Il decreto crescita, ha annunciato Di Maio, sarà approvato a brevissima, nel Consiglio dei ministri di lunedì. E dunque le norme di attuazione del Fir avranno vigore immediatamente, salva la possibilità del Parlamento di modificarle in sede di conversione nei sessanta giorni successivi. In questo modo Conte e la coalizione di governo ottengono due vantaggi: il primo è quello di avere subito le norme senza far attendere oltre i risparmiatori, oltremodo imbufaliti, ieri erano in piazza per l’ennesima volta per chiedere che il governo mantenga le promesse ed eroghi i fondi stanziati dalla legge di Bilancio. Il secondo è altrettanto importante: inserendo le norme in un decreto legge, e non in un decreto attuativo, si può modificare quanto previsto dall’art.38 della legge di Bilancio.

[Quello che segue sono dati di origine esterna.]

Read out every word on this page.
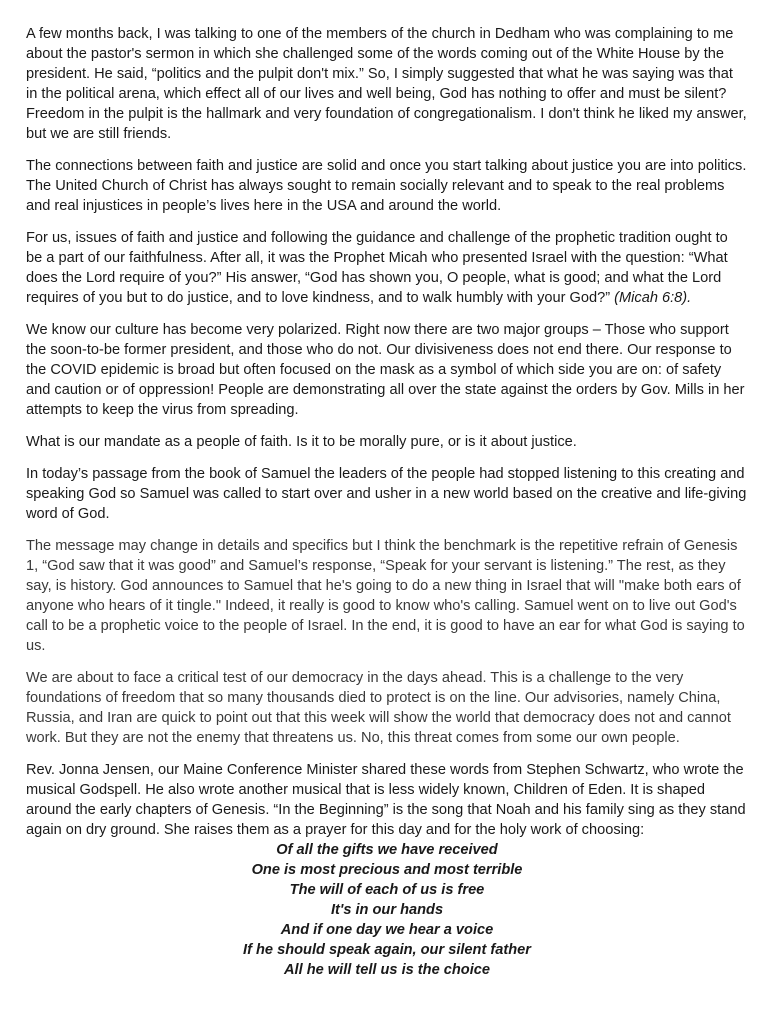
A few months back, I was talking to one of the members of the church in Dedham who was complaining to me about the pastor's sermon in which she challenged some of the words coming out of the White House by the president. He said, “politics and the pulpit don't mix.” So, I simply suggested that what he was saying was that in the political arena, which effect all of our lives and well being, God has nothing to offer and must be silent? Freedom in the pulpit is the hallmark and very foundation of congregationalism. I don't think he liked my answer, but we are still friends.

The connections between faith and justice are solid and once you start talking about justice you are into politics. The United Church of Christ has always sought to remain socially relevant and to speak to the real problems and real injustices in people’s lives here in the USA and around the world.

For us, issues of faith and justice and following the guidance and challenge of the prophetic tradition ought to be a part of our faithfulness. After all, it was the Prophet Micah who presented Israel with the question: “What does the Lord require of you?” His answer, “God has shown you, O people, what is good; and what the Lord requires of you but to do justice, and to love kindness, and to walk humbly with your God?” (Micah 6:8).

We know our culture has become very polarized. Right now there are two major groups – Those who support the soon-to-be former president, and those who do not. Our divisiveness does not end there. Our response to the COVID epidemic is broad but often focused on the mask as a symbol of which side you are on: of safety and caution or of oppression! People are demonstrating all over the state against the orders by Gov. Mills in her attempts to keep the virus from spreading.

What is our mandate as a people of faith. Is it to be morally pure, or is it about justice.

In today’s passage from the book of Samuel the leaders of the people had stopped listening to this creating and speaking God so Samuel was called to start over and usher in a new world based on the creative and life-giving word of God.

The message may change in details and specifics but I think the benchmark is the repetitive refrain of Genesis 1, “God saw that it was good” and Samuel’s response, “Speak for your servant is listening.” The rest, as they say, is history. God announces to Samuel that he's going to do a new thing in Israel that will "make both ears of anyone who hears of it tingle." Indeed, it really is good to know who's calling. Samuel went on to live out God's call to be a prophetic voice to the people of Israel. In the end, it is good to have an ear for what God is saying to us.

We are about to face a critical test of our democracy in the days ahead. This is a challenge to the very foundations of freedom that so many thousands died to protect is on the line. Our advisories, namely China, Russia, and Iran are quick to point out that this week will show the world that democracy does not and cannot work. But they are not the enemy that threatens us. No, this threat comes from some our own people.

Rev. Jonna Jensen, our Maine Conference Minister shared these words from Stephen Schwartz, who wrote the musical Godspell. He also wrote another musical that is less widely known, Children of Eden. It is shaped around the early chapters of Genesis. “In the Beginning” is the song that Noah and his family sing as they stand again on dry ground. She raises them as a prayer for this day and for the holy work of choosing:

Of all the gifts we have received
One is most precious and most terrible
The will of each of us is free
It's in our hands
And if one day we hear a voice
If he should speak again, our silent father
All he will tell us is the choice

L’art.38 prevedeva rimborsi indiscriminati, senza un arbitrato o una sentenza che accertasse il misselling, la vendita fraudolenta. E’ questo il nodo del contendere, la palese violazione della normativa europea. La commissaria alla Concorrenza Margrethe Vestager aveva chiarito che non c’era nessun ostacolo da parte di Bruxelles a un ristoro dei risparmiatori truffati, purché però fosse certo che si trattasse di truffa. I tecnici del ministero avevano provato in tutti i modi a mettere a punto un decreto attuativo che fosse in linea con le norme Ue, senza riuscirci, perché il vero ostacolo era la formulazione della legge di Bilancio, che adesso invece, attraverso un decreto legge, può finalmente essere modificata, dando soddisfazione ai risparmiatori. Si attende pertanto l’ultima stesura del provvedimento, che dovrebbe stabilire i criteri per ottenere un risarcimento immediato, senza arbitrato o sentenza, ma solo nei casi di grave allarme sociale. Tutti gli altri, invece, dovranno dimostrare il misselling.

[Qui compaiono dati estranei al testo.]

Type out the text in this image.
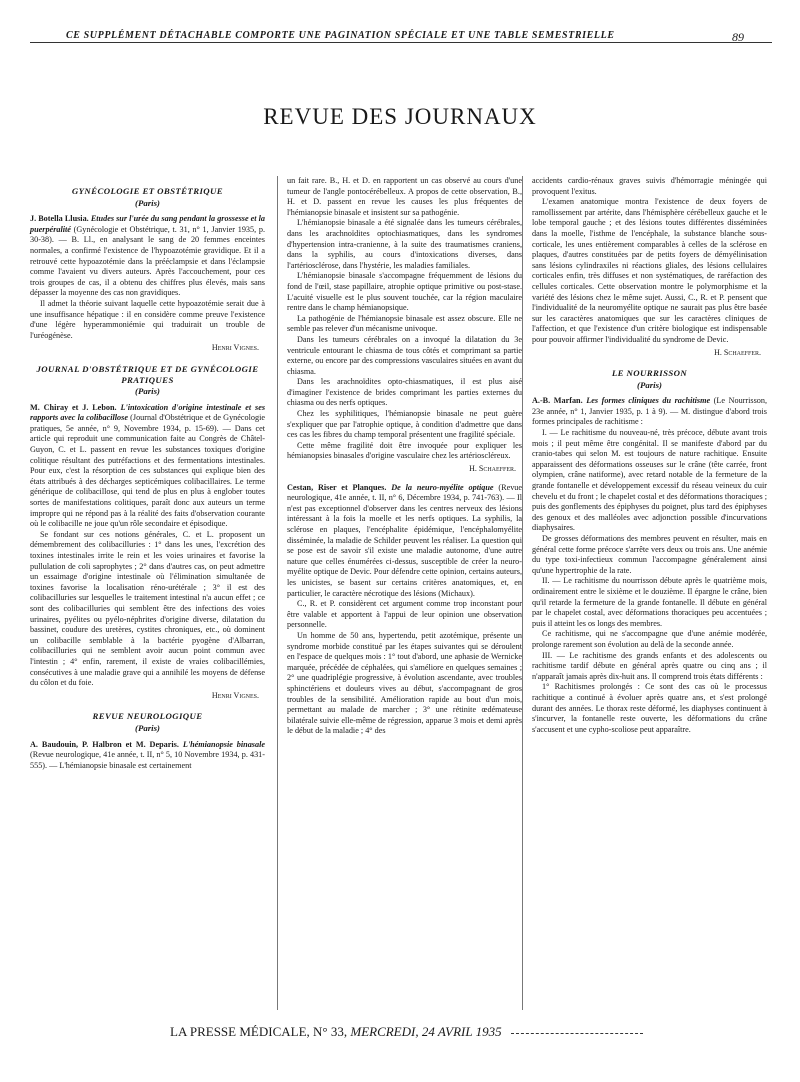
CE SUPPLÉMENT DÉTACHABLE COMPORTE UNE PAGINATION SPÉCIALE ET UNE TABLE SEMESTRIELLE	89
REVUE DES JOURNAUX
GYNÉCOLOGIE ET OBSTÉTRIQUE
(Paris)

J. Botella Llusia. Etudes sur l'urée du sang pendant la grossesse et la puerpéralité (Gynécologie et Obstétrique, t. 31, n° 1, Janvier 1935, p. 30-38). — B. Ll., en analysant le sang de 20 femmes enceintes normales, a confirmé l'existence de l'hypoazotémie gravidique. Et il a retrouvé cette hypoazotémie dans la prééclampsie et dans l'éclampsie comme l'avaient vu divers auteurs. Après l'accouchement, pour ces trois groupes de cas, il a obtenu des chiffres plus élevés, mais sans dépasser la moyenne des cas non gravidiques.

Il admet la théorie suivant laquelle cette hypoazotémie serait due à une insuffisance hépatique : il en considère comme preuve l'existence d'une légère hyperammoniémie qui traduirait un trouble de l'uréogénèse.

Henri Vignes.
JOURNAL D'OBSTÉTRIQUE ET DE GYNÉCOLOGIE PRATIQUES
(Paris)

M. Chiray et J. Lebon. L'intoxication d'origine intestinale et ses rapports avec la colibacillose (Journal d'Obstétrique et de Gynécologie pratiques, 5e année, n° 9, Novembre 1934, p. 15-69). — Dans cet article qui reproduit une communication faite au Congrès de Châtel-Guyon, C. et L. passent en revue les substances toxiques d'origine colitique résultant des putréfactions et des fermentations intestinales. Pour eux, c'est la résorption de ces substances qui explique bien des états attribués à des décharges septicémiques colibacillaires. Le terme générique de colibacillose, qui tend de plus en plus à englober toutes sortes de manifestations colitiques, paraît donc aux auteurs un terme impropre qui ne répond pas à la réalité des faits d'observation courante où le colibacille ne joue qu'un rôle secondaire et épisodique.

Se fondant sur ces notions générales, C. et L. proposent un démembrement des colibacilluries : 1° dans les unes, l'excrétion des toxines intestinales irrite le rein et les voies urinaires et favorise la pullulation de coli saprophytes ; 2° dans d'autres cas, on peut admettre un essaimage d'origine intestinale où l'élimination simultanée de toxines favorise la localisation réno-urétérale ; 3° il est des colibacilluries sur lesquelles le traitement intestinal n'a aucun effet ; ce sont des colibacilluries qui semblent être des infections des voies urinaires, pyélites ou pyélo-néphrites d'origine diverse, dilatation du bassinet, coudure des uretères, cystites chroniques, etc., où dominent un colibacille semblable à la bactérie pyogène d'Albarran, colibacilluries qui ne semblent avoir aucun point commun avec l'intestin ; 4° enfin, rarement, il existe de vraies colibacillémies, consécutives à une maladie grave qui a annihilé les moyens de défense du côlon et du foie.

Henri Vignes.
REVUE NEUROLOGIQUE
(Paris)

A. Baudouin, P. Halbron et M. Deparis. L'hémianopsie binasale (Revue neurologique, 41e année, t. II, n° 5, 10 Novembre 1934, p. 431-555). — L'hémianopsie binasale est certainement

un fait rare. B., H. et D. en rapportent un cas observé au cours d'une tumeur de l'angle pontocérébelleux. A propos de cette observation, B., H. et D. passent en revue les causes les plus fréquentes de l'hémianopsie binasale et insistent sur sa pathogénie.

L'hémianopsie binasale a été signalée dans les tumeurs cérébrales, dans les arachnoïdites optochiasmatiques, dans les syndromes d'hypertension intra-cranienne, à la suite des traumatismes craniens, dans la syphilis, au cours d'intoxications diverses, dans l'artériosclérose, dans l'hystérie, les maladies familiales.

L'hémianopsie binasale s'accompagne fréquemment de lésions du fond de l'œil, stase papillaire, atrophie optique primitive ou post-stase. L'acuité visuelle est le plus souvent touchée, car la région maculaire rentre dans le champ hémianopsique.

La pathogénie de l'hémianopsie binasale est assez obscure. Elle ne semble pas relever d'un mécanisme univoque.

Dans les tumeurs cérébrales on a invoqué la dilatation du 3e ventricule entourant le chiasma de tous côtés et comprimant sa partie externe, ou encore par des compressions vasculaires situées en avant du chiasma.

Dans les arachnoïdites opto-chiasmatiques, il est plus aisé d'imaginer l'existence de brides comprimant les parties externes du chiasma ou des nerfs optiques.

Chez les syphilitiques, l'hémianopsie binasale ne peut guère s'expliquer que par l'atrophie optique, à condition d'admettre que dans ces cas les fibres du champ temporal présentent une fragilité spéciale.

Cette même fragilité doit être invoquée pour expliquer les hémianopsies binasales d'origine vasculaire chez les artérioscléreux.

H. Schaeffer.

Cestan, Riser et Planques. De la neuro-myélite optique (Revue neurologique, 41e année, t. II, n° 6, Décembre 1934, p. 741-763). — Il n'est pas exceptionnel d'observer dans les centres nerveux des lésions intéressant à la fois la moelle et les nerfs optiques. La syphilis, la sclérose en plaques, l'encéphalite épidémique, l'encéphalomyélite disséminée, la maladie de Schilder peuvent les réaliser. La question qui se pose est de savoir s'il existe une maladie autonome, d'une autre nature que celles énumérées ci-dessus, susceptible de créer la neuro-myélite optique de Devic. Pour défendre cette opinion, certains auteurs, les unicistes, se basent sur certains critères anatomiques, et, en particulier, le caractère nécrotique des lésions (Michaux).

C., R. et P. considèrent cet argument comme trop inconstant pour être valable et apportent à l'appui de leur opinion une observation personnelle.

Un homme de 50 ans, hypertendu, petit azotémique, présente un syndrome morbide constitué par les étapes suivantes qui se déroulent en l'espace de quelques mois : 1° tout d'abord, une aphasie de Wernicke marquée, précédée de céphalées, qui s'améliore en quelques semaines ; 2° une quadriplégie progressive, à évolution ascendante, avec troubles sphinctériens et douleurs vives au début, s'accompagnant de gros troubles de la sensibilité. Amélioration rapide au bout d'un mois, permettant au malade de marcher ; 3° une rétinite œdémateuse bilatérale suivie elle-même de régression, apparue 3 mois et demi après le début de la maladie ; 4° des

accidents cardio-rénaux graves suivis d'hémorragie méningée qui provoquent l'exitus.

L'examen anatomique montra l'existence de deux foyers de ramollissement par artérite, dans l'hémisphère cérébelleux gauche et le lobe temporal gauche ; et des lésions toutes différentes disséminées dans la moelle, l'isthme de l'encéphale, la substance blanche sous-corticale, les unes entièrement comparables à celles de la sclérose en plaques, d'autres constituées par de petits foyers de démyélinisation sans lésions cylindraxiles ni réactions gliales, des lésions cellulaires corticales enfin, très diffuses et non systématiques, de raréfaction des cellules corticales. Cette observation montre le polymorphisme et la variété des lésions chez le même sujet. Aussi, C., R. et P. pensent que l'individualité de la neuromyélite optique ne saurait pas plus être basée sur les caractères anatomiques que sur les caractères cliniques de l'affection, et que l'existence d'un critère biologique est indispensable pour pouvoir affirmer l'individualité du syndrome de Devic.

H. Schaeffer.
LE NOURRISSON
(Paris)

A.-B. Marfan. Les formes cliniques du rachitisme (Le Nourrisson, 23e année, n° 1, Janvier 1935, p. 1 à 9). — M. distingue d'abord trois formes principales de rachitisme :

I. — Le rachitisme du nouveau-né, très précoce, débute avant trois mois ; il peut même être congénital. Il se manifeste d'abord par du cranio-tabes qui selon M. est toujours de nature rachitique. Ensuite apparaissent des déformations osseuses sur le crâne (tête carrée, front olympien, crâne natiforme), avec retard notable de la fermeture de la grande fontanelle et développement excessif du réseau veineux du cuir chevelu et du front ; le chapelet costal et des déformations thoraciques ; puis des gonflements des épiphyses du poignet, plus tard des épiphyses des genoux et des malléoles avec adjonction possible d'incurvations diaphysaires.

De grosses déformations des membres peuvent en résulter, mais en général cette forme précoce s'arrête vers deux ou trois ans. Une anémie du type toxi-infectieux commun l'accompagne généralement ainsi qu'une hypertrophie de la rate.

II. — Le rachitisme du nourrisson débute après le quatrième mois, ordinairement entre le sixième et le douzième. Il épargne le crâne, bien qu'il retarde la fermeture de la grande fontanelle. Il débute en général par le chapelet costal, avec déformations thoraciques peu accentuées ; puis il atteint les os longs des membres.

Ce rachitisme, qui ne s'accompagne que d'une anémie modérée, prolonge rarement son évolution au delà de la seconde année.

III. — Le rachitisme des grands enfants et des adolescents ou rachitisme tardif débute en général après quatre ou cinq ans ; il n'apparaît jamais après dix-huit ans. Il comprend trois états différents :

1° Rachitismes prolongés : Ce sont des cas où le processus rachitique a continué à évoluer après quatre ans, et s'est prolongé durant des années. Le thorax reste déformé, les diaphyses continuent à s'incurver, la fontanelle reste ouverte, les déformations du crâne s'accusent et une cypho-scoliose peut apparaître.

LA PRESSE MÉDICALE, N° 33, MERCREDI, 24 AVRIL 1935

Il decreto può anche essere l’occasione per correggere altri difetti dell’art.38, o almeno così sperano i risparmiatori che da anni attendono gli indennizzi. La legge di Bilancio non prevede la rivalutazione del valore dei titoli: in questo modo i piccoli azionisti che hanno acquistato vent’anni fa prenderebbero una manciata di spiccioli. Inoltre si dà diritto al rimborso anche a chi ha acquistato i titoli dopo la risoluzione delle banche: in questo modo si avvantaggia chi ha acquistato a titolo di pura speculazione, e non chi invece ha acquistato azioni o obbligazioni subordinate convinto dal proprio consulente bancario, pensando in buona fede di aver acquistato un titolo “sicuro”.